Complete the following prerequisite tasks:


  1. From one of the TSL CREDENTIALS views in certstore.nsf, click Add TLS Credentials.
  2. In the document that opens, click Import TLS Credentials.
  3. In the Action field, select one of the following options:
    • Import TLS credentials only - Not exportable. Select this option to add the credentials to the document but not allow them to be exported to a file.
    • Import TLS credentials - exportable Select this option to add the credentials to the document and also allow them to be exported to a file.
  4. In the Format field, select one of the following encryption formats:
    • PKCS12 - Binary encoded X.509 (P12/PFX)
    • Base64 encoded X.509 (PEM, AES256 encrypted)
    • KYR - Legacy keyring format
  5. In the File name field, select the file containing the certificates to import.
  6. In the Current password field, provide the current password for the specified file if required.

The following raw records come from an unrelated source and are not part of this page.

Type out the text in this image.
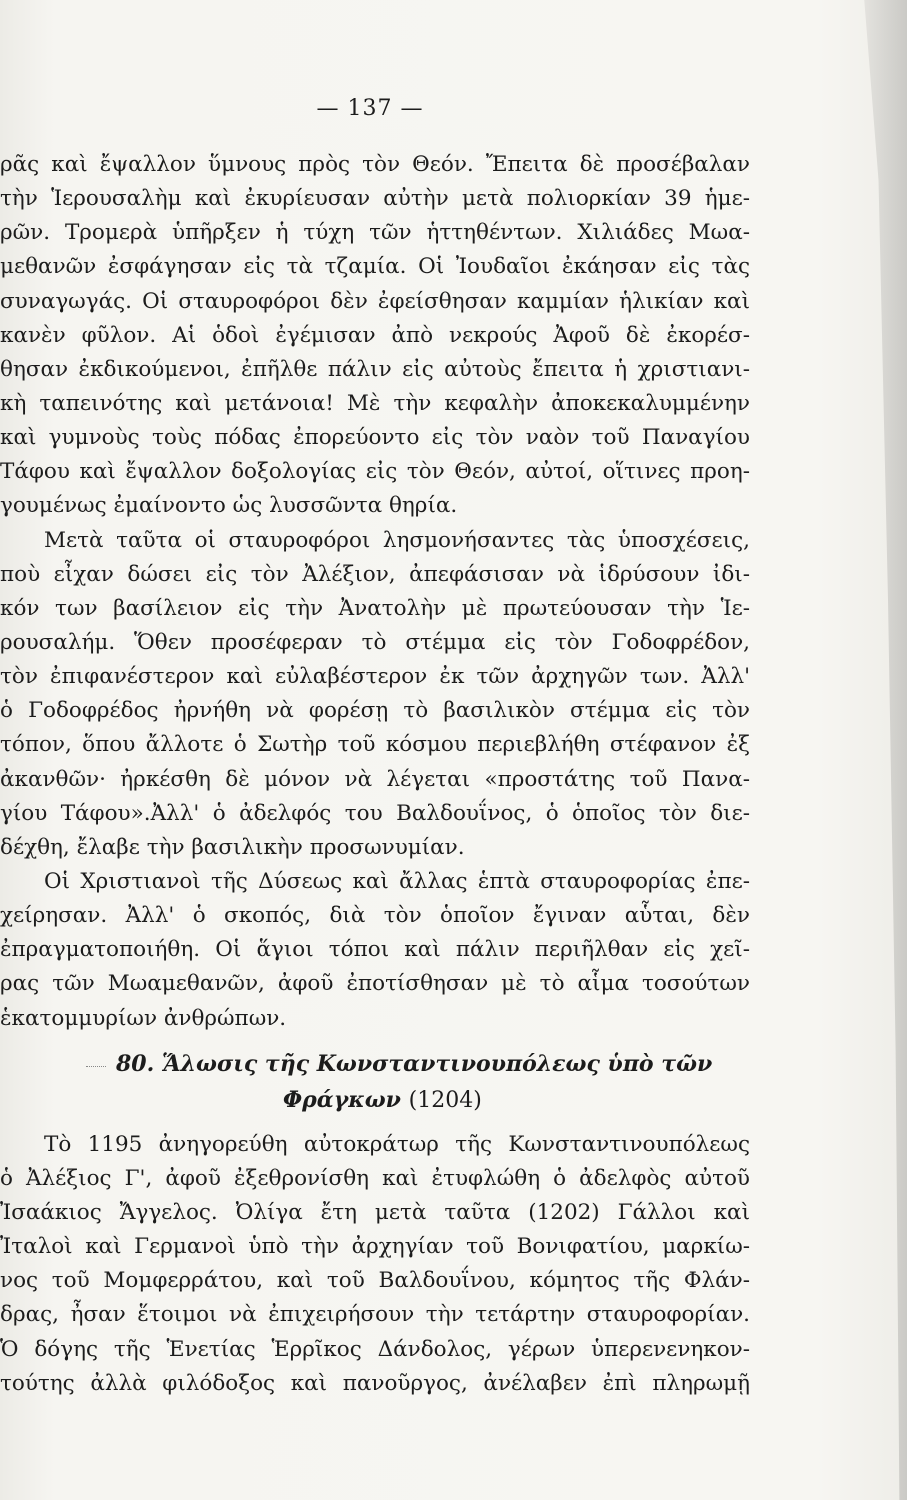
— 137 —
ρᾶς καὶ ἔψαλλον ὕμνους πρὸς τὸν Θεόν. Ἔπειτα δὲ προσέβαλαν
τὴν Ἱερουσαλὴμ καὶ ἐκυρίευσαν αὐτὴν μετὰ πολιορκίαν 39 ἡμε-
ρῶν. Τρομερὰ ὑπῆρξεν ἡ τύχη τῶν ἡττηθέντων. Χιλιάδες Μωα-
μεθανῶν ἐσφάγησαν εἰς τὰ τζαμία. Οἱ Ἰουδαῖοι ἐκάησαν εἰς τὰς
συναγωγάς. Οἱ σταυροφόροι δὲν ἐφείσθησαν καμμίαν ἡλικίαν καὶ
κανὲν φῦλον. Αἱ ὁδοὶ ἐγέμισαν ἀπὸ νεκρούς Ἀφοῦ δὲ ἐκορέσ-
θησαν ἐκδικούμενοι, ἐπῆλθε πάλιν εἰς αὐτοὺς ἔπειτα ἡ χριστιανι-
κὴ ταπεινότης καὶ μετάνοια! Μὲ τὴν κεφαλὴν ἀποκεκαλυμμένην
καὶ γυμνοὺς τοὺς πόδας ἐπορεύοντο εἰς τὸν ναὸν τοῦ Παναγίου
Τάφου καὶ ἔψαλλον δοξολογίας εἰς τὸν Θεόν, αὐτοί, οἵτινες προη-
γουμένως ἐμαίνοντο ὡς λυσσῶντα θηρία.
Μετὰ ταῦτα οἱ σταυροφόροι λησμονήσαντες τὰς ὑποσχέσεις,
ποὺ εἶχαν δώσει εἰς τὸν Ἀλέξιον, ἀπεφάσισαν νὰ ἱδρύσουν ἰδι-
κόν των βασίλειον εἰς τὴν Ἀνατολὴν μὲ πρωτεύουσαν τὴν Ἱε-
ρουσαλήμ. Ὅθεν προσέφεραν τὸ στέμμα εἰς τὸν Γοδοφρέδον,
τὸν ἐπιφανέστερον καὶ εὐλαβέστερον ἐκ τῶν ἀρχηγῶν των. Ἀλλ'
ὁ Γοδοφρέδος ἠρνήθη νὰ φορέσῃ τὸ βασιλικὸν στέμμα εἰς τὸν
τόπον, ὅπου ἄλλοτε ὁ Σωτὴρ τοῦ κόσμου περιεβλήθη στέφανον ἐξ
ἀκανθῶν· ἠρκέσθη δὲ μόνον νὰ λέγεται «προστάτης τοῦ Πανα-
γίου Τάφου».Ἀλλ' ὁ ἀδελφός του Βαλδουΐνος, ὁ ὁποῖος τὸν διε-
δέχθη, ἔλαβε τὴν βασιλικὴν προσωνυμίαν.
Οἱ Χριστιανοὶ τῆς Δύσεως καὶ ἄλλας ἑπτὰ σταυροφορίας ἐπε-
χείρησαν. Ἀλλ' ὁ σκοπός, διὰ τὸν ὁποῖον ἔγιναν αὗται, δὲν
ἐπραγματοποιήθη. Οἱ ἅγιοι τόποι καὶ πάλιν περιῆλθαν εἰς χεῖ-
ρας τῶν Μωαμεθανῶν, ἀφοῦ ἐποτίσθησαν μὲ τὸ αἷμα τοσούτων
ἑκατομμυρίων ἀνθρώπων.
80. Ἅλωσις τῆς Κωνσταντινουπόλεως ὑπὸ τῶν
Φράγκων (1204)
Τὸ 1195 ἀνηγορεύθη αὐτοκράτωρ τῆς Κωνσταντινουπόλεως
ὁ Ἀλέξιος Γ', ἀφοῦ ἐξεθρονίσθη καὶ ἐτυφλώθη ὁ ἀδελφὸς αὐτοῦ
Ἰσαάκιος Ἄγγελος. Ὀλίγα ἔτη μετὰ ταῦτα (1202) Γάλλοι καὶ
Ἰταλοὶ καὶ Γερμανοὶ ὑπὸ τὴν ἀρχηγίαν τοῦ Βονιφατίου, μαρκίω-
νος τοῦ Μομφερράτου, καὶ τοῦ Βαλδουΐνου, κόμητος τῆς Φλάν-
δρας, ἦσαν ἕτοιμοι νὰ ἐπιχειρήσουν τὴν τετάρτην σταυροφορίαν.
Ὁ δόγης τῆς Ἑνετίας Ἑρρῖκος Δάνδολος, γέρων ὑπερενενηκον-
τούτης ἀλλὰ φιλόδοξος καὶ πανοῦργος, ἀνέλαβεν ἐπὶ πληρωμῇ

  7. In the New password and Verify password fields, provide a new password. A new password is required if you selected Import TLS credentials - exportable in Step 3. Otherwise, it's optional.
  8. Click OK.
  9. For X.509 certificate-based client authentication, import the root and intermediate certificates that were used to create the client certificates into certstore.nsf. Fore more information, see Adding trusted root certificates.


The credentials are imported and can be seen in the Security/Keys tab of the TLS Credentials document and are ready for use. If you chose the option Import TLS credentials - exportable, the Export TLS Credentials button is available to export them to a file.